2. Devlet memuru adaylığı (kalem şakirdliği): Okuma-yazma Öğrenmiş ve adap bilen gençler devlet dairelerinin kalemlerine şakirdan kaydolunur, yaşlı mümeyyizlerce kendilerine yabancı dil ve edebiyat öğretilirdi. Kalem bir anlamda günümüzdeki devlet dairesi karşılığına gelebilir. Ama yalnız devlet işlerinin görüldüğü yer olmakla kalmamış, tarihçi, vakanüvis, riyaziyyeci, şair, mütefennin, hattat, müzehhib, bestekar, minyatür ressamı gibi Osmanlı kültürünün banilerinin (kurucularının) yetiştiği okullar olmuşlardır.
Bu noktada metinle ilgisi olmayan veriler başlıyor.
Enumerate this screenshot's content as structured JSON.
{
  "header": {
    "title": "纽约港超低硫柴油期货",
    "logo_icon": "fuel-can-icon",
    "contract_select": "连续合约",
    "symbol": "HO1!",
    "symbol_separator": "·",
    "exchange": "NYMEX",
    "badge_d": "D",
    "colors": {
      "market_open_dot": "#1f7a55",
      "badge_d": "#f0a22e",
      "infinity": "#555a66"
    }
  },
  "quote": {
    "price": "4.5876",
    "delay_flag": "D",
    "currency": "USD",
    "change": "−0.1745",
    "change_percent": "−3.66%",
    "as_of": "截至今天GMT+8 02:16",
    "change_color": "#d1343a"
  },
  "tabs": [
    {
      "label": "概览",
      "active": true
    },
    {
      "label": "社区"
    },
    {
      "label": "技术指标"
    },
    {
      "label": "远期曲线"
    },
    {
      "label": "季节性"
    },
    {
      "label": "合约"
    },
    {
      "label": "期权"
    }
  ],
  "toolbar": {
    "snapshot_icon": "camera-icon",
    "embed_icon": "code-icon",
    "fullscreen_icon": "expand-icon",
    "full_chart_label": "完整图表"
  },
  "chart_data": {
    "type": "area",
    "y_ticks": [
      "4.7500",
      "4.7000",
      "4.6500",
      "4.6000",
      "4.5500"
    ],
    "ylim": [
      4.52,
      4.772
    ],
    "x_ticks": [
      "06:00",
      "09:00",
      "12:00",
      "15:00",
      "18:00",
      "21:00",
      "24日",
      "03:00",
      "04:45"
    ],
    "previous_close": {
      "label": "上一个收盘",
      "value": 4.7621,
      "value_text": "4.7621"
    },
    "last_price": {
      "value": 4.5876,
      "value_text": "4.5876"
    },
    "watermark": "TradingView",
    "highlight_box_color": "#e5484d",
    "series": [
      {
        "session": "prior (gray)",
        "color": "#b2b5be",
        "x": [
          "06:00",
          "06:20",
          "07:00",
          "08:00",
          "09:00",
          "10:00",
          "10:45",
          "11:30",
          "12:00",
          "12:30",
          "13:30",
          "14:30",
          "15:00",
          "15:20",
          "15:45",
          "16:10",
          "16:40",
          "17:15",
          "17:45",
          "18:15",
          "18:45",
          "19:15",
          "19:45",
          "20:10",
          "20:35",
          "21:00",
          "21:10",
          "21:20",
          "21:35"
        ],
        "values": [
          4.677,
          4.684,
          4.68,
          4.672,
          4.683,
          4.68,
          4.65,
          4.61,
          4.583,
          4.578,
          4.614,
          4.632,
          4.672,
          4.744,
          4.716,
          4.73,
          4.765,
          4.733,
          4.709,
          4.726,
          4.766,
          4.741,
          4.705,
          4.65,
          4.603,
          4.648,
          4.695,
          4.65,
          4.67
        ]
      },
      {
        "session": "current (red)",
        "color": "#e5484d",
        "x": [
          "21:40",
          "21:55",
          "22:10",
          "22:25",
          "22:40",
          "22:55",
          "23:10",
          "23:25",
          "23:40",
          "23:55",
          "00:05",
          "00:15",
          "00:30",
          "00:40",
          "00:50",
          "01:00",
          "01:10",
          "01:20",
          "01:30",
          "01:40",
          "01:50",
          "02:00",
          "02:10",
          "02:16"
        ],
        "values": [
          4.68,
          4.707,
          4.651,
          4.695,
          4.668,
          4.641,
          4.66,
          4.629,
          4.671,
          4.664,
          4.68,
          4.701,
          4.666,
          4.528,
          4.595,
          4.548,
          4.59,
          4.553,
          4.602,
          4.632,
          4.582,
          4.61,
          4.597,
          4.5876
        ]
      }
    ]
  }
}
Kaleme yeni girene şakird, talebe, yamak, çırak denilir ve yaşlı ve tecrübeli bir mürebbi katibin öğretiminde hüsn-i hat (güzel yazı) ve mesleki bilgilerle beraber devrin değerli eserlerini tanıması sağlanır, şiire yatkın ise teşvik ve yardım edilir, edebiyat kuralları gösterilirdi. Şakirde (ya da talebeye) Arapça ve Farsça (son dönemlerde Fransızca da) öğretilirdi. Bütün bu çalışmalarda yeterli sayılmadan önce kendisi aylığa geçirilmezdi. Böylece şakird kişiliğini bulunca kendisine bir de mahlas? (takma ad) verilirdi. Devlet adamlarımızın ve divan şairlerimizin çoğunun bilinen isim ve mahlasları kalemlerde verilenlerdir. Kalem efendisi asil devlet memurunun ünvanı idi.

Tanzimat öncesinde düzenli öğrenim

Yüksek tahsil veren medreselerde, Saray ve Enderun mekteplerinde yapılırdı. Hazırlık Sarayları denilen orta dereceli mektepler Galata Saray, Eski Saray (Bayezid’de), İbrahim Paşa Sarayı (Sultanahmet’te), İskender Çelebi Sarayı (Küçükçekmece’de) ve Edirne Sarayı’dır. Bu kurumların öğrencilerine içoğlanı denilirdi. Önceleri yalnız devşirmelerden alınırken sonraları Müslüman çocukları da kabul edildiler. İçoğlanları daha mektepte memuriyete başlıyorlar, iş, öğrenim ve stajı birlikte yürütüyorlardı.

Hazırlık saraylarındaki eğitim ve öğrenimde başarılı olanlar çıkma denilen yöntemle ihtiyaca göre devlet adamı veya sanatkar yetiştirmek için eğitim ve öğrenim görmek, hem de çeşitli hizmetlerde bulunmak üzere Enderun mektebine gılaman-ı Enderun veya içoğlanı olarak alınırlardı.

Gerek Sıbyan mekteplerinde, gerekse kalemlerde ve gerekse medreseler ve Enderun mektebinde genç öğrencilerin eğitim ve öğrenimi yaşlı ve tecrübeli kişilerin ellerine bırakılmıştı. Tanzimat sonrasında öğrenim Batı modeline uygun olarak iptidai, Rüştiye, idadi, Mekteb-i ali ve Darul-fünün dizini içinde yapılmıştır.